El martes fue la primera clase del nuevo curso de filosofía. Su tema era «La ruta del silencio: filosofía oriental frente al deseo occidental». Laura seguía sin responder, y a medida que la hora del final de la clase se acercaba y ni siquiera aparecía, él se esforzó por enojarse con ella para no sentir el poso de desilusión que había ido asentándose en su interior.

Esa noche, después de cenar y acostarse y apagar la luz del velador, fingió que revisaba su correo electrónico mecánicamente, y a la una de la madrugada encontró la respuesta de Laura Fardel en su bandeja de entrada.

Se incorporó en la cama, prendió el velador. Encontró las palabras de Laura, su disculpa por la demora en responder, su alegría por haber comenzado aquel intercambio, su necesidad de aclarar que estaba en pareja y que no se había anotado en el nuevo curso porque prefería dejar todo (¿a qué te referís con todo?, quiso decir Franco) ahí. Él leyó con atención; al llegar al final se quedó un rato mirando la pantalla, después borró el mensaje.

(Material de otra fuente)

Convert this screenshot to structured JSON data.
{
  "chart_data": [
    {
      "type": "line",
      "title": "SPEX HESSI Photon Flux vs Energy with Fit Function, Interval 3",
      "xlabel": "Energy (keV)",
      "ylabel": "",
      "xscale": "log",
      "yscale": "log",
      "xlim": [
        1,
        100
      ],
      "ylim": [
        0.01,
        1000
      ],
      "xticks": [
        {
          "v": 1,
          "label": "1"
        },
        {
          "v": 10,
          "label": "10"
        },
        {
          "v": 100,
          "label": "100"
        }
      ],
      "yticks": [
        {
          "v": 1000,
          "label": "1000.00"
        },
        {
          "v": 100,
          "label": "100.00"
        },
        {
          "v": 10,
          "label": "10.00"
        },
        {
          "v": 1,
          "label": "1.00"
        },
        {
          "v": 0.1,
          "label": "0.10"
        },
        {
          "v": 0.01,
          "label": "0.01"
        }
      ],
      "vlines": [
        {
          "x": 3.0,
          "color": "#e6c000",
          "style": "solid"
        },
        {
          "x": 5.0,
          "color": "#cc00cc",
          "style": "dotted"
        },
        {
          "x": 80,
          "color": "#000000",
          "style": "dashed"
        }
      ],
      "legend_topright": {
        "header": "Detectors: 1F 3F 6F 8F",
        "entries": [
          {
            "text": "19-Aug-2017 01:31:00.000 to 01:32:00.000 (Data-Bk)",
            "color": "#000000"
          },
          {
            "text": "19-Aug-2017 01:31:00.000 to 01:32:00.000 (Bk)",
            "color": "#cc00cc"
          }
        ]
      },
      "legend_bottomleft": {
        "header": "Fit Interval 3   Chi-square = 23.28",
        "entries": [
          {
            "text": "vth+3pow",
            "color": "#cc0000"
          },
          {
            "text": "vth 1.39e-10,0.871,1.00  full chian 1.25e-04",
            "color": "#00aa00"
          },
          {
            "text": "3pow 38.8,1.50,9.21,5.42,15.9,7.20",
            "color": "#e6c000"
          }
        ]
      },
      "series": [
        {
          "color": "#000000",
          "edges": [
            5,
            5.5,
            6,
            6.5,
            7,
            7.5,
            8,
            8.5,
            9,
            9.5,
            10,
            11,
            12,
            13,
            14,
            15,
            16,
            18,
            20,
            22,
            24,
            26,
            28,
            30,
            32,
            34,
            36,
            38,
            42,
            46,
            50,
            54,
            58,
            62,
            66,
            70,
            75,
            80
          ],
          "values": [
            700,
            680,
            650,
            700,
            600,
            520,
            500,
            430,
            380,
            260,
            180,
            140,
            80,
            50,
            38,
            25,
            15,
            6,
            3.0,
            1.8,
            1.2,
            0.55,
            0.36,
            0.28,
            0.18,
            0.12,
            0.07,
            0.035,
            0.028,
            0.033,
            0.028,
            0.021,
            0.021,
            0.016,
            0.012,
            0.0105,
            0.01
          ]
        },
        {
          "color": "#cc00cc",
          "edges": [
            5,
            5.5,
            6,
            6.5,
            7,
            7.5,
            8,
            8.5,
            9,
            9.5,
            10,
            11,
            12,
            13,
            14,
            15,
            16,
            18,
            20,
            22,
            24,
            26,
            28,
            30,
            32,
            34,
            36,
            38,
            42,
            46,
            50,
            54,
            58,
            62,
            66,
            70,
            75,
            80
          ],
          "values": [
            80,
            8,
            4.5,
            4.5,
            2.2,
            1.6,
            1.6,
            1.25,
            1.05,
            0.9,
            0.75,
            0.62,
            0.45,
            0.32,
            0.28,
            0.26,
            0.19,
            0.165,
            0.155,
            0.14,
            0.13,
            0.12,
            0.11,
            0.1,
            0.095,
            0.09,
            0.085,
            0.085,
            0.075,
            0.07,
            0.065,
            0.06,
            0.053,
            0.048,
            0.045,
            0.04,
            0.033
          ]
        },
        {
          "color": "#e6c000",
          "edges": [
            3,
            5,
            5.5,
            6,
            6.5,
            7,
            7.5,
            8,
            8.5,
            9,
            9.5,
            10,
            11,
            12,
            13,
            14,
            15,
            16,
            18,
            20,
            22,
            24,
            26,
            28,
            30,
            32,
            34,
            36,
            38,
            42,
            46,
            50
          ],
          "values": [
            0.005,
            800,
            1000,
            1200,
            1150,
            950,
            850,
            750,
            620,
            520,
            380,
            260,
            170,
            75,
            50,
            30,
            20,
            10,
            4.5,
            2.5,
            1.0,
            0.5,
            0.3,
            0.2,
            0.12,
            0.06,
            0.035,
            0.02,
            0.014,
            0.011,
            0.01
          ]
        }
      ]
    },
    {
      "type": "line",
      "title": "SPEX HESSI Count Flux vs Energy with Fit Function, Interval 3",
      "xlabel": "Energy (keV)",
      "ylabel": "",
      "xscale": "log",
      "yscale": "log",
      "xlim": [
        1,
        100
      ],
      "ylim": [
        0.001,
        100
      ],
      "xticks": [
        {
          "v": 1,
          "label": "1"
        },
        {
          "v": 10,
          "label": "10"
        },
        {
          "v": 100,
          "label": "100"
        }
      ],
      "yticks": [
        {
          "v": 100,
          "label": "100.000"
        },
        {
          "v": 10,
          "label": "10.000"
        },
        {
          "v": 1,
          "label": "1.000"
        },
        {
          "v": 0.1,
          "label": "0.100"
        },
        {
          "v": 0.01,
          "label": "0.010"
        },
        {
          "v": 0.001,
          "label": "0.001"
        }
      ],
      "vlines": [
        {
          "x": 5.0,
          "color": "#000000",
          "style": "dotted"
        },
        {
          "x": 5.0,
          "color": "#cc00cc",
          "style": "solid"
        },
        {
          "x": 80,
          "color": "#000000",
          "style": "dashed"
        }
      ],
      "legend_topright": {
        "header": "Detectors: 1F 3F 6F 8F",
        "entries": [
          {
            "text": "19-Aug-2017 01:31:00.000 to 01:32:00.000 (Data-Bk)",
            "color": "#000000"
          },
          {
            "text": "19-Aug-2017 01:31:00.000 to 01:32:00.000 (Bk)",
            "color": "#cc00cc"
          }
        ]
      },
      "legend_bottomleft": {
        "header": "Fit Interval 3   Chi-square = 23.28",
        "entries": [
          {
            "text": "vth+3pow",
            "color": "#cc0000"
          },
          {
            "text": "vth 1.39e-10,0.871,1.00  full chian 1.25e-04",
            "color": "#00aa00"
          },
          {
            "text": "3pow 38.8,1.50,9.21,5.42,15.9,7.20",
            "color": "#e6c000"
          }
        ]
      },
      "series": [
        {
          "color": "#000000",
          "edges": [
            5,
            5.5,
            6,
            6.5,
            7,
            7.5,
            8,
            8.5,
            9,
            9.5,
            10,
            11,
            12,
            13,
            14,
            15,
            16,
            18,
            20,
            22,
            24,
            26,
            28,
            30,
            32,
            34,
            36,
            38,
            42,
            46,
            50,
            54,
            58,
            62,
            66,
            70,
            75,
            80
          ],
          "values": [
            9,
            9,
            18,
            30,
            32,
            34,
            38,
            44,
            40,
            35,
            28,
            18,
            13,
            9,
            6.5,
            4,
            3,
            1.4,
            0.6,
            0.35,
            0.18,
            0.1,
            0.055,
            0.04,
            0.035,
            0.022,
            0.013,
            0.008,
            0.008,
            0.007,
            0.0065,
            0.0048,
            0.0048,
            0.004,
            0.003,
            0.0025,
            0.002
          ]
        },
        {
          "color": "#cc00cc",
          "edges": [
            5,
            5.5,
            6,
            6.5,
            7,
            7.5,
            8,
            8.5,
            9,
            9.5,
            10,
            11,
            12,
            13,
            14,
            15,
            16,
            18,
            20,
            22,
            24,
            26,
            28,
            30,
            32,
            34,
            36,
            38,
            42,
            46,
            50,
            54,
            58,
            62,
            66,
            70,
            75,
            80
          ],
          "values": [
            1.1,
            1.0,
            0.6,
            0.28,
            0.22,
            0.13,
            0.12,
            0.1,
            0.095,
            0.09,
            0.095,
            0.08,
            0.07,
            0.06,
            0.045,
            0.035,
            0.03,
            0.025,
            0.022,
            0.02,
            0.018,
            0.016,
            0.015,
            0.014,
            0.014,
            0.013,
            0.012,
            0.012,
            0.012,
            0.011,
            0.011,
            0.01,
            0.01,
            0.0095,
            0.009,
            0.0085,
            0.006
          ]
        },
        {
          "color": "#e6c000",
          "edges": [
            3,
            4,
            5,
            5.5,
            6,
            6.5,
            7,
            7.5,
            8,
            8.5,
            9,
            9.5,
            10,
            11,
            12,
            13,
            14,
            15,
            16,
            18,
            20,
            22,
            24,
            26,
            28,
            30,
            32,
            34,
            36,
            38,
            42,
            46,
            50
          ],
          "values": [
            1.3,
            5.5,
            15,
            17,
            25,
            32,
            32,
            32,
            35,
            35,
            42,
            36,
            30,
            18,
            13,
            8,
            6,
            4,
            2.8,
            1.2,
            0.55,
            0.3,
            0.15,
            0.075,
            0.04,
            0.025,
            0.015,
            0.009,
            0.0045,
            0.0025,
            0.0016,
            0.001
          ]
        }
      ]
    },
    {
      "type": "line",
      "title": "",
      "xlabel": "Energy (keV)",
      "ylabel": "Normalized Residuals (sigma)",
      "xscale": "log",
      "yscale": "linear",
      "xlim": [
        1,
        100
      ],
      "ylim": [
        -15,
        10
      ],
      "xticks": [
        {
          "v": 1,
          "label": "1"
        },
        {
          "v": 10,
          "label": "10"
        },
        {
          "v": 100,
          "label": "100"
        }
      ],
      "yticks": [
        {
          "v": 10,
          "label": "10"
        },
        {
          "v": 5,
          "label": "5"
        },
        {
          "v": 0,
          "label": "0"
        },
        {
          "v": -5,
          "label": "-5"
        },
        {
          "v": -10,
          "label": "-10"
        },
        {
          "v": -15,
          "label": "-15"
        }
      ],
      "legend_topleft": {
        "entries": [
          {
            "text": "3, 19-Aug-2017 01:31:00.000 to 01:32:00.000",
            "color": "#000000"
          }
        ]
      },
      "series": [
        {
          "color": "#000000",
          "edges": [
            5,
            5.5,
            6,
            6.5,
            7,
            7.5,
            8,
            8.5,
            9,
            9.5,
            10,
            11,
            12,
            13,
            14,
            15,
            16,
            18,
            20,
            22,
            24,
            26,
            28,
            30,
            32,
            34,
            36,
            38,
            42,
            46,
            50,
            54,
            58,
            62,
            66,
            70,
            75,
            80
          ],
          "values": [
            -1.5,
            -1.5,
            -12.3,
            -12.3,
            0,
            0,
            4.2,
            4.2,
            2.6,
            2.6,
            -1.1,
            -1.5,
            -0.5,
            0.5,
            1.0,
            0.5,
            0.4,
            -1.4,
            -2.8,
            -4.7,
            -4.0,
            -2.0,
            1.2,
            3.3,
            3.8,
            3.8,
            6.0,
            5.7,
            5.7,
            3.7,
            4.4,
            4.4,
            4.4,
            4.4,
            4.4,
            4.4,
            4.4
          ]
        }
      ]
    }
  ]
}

El domingo se puso su campera escocesa, se calzó los auriculares gastados y negros sobre sus orejas sin adjetivos y salió con Sánchez a pasear por las calles desiertas de la ciudad. Mientras caminaba, se preguntó adónde iría aquello que había imaginado con Laura Fardel, aquello que ya no conocería y sin embargo, de alguna manera, había delineado –sus ojos al sentarse frente a él en algún bar, sus manos–, los viajes imaginarios a Córdoba a visitarla y los lugares adonde irían juntos en La Plata cuando ella viniera. Fue borrando aquellas imágenes una por una, tal como había borrado el correo electrónico. Pensó que todo lo que edificamos con el pensamiento no son más que castillos en el aire que un buen día sopla, burlón, nuestro espíritu. Como era de esperarse, a las pocas cuadras se largó una lluvia torrencial y él no tenía paraguas ni capucha. Sánchez empezó a tirarse por cada uno de los charcos que pasaban, hasta que lo llevó al terreno baldío de siempre, se tiró al barro y empezó a rascarse. Él soltó la correa —no había nadie a la vista y Sánchez era un compañero fiel—, se bajó el barbijo, se sacó los auriculares y los dejó colgando de su cuello; sintió la lluvia en el pelo y la cara, miró la tierra bajo sus zapatillas azules, aspiró el aire fresco que parecía salir de su escondite en el pasto. Recordó el fuego, el color del fuego, su centro. Y en lo que dura un abrir y cerrar de ojos, en algún lugar, en algún movimiento, hubo un trazo que dejó de ver y se perdió en el aire.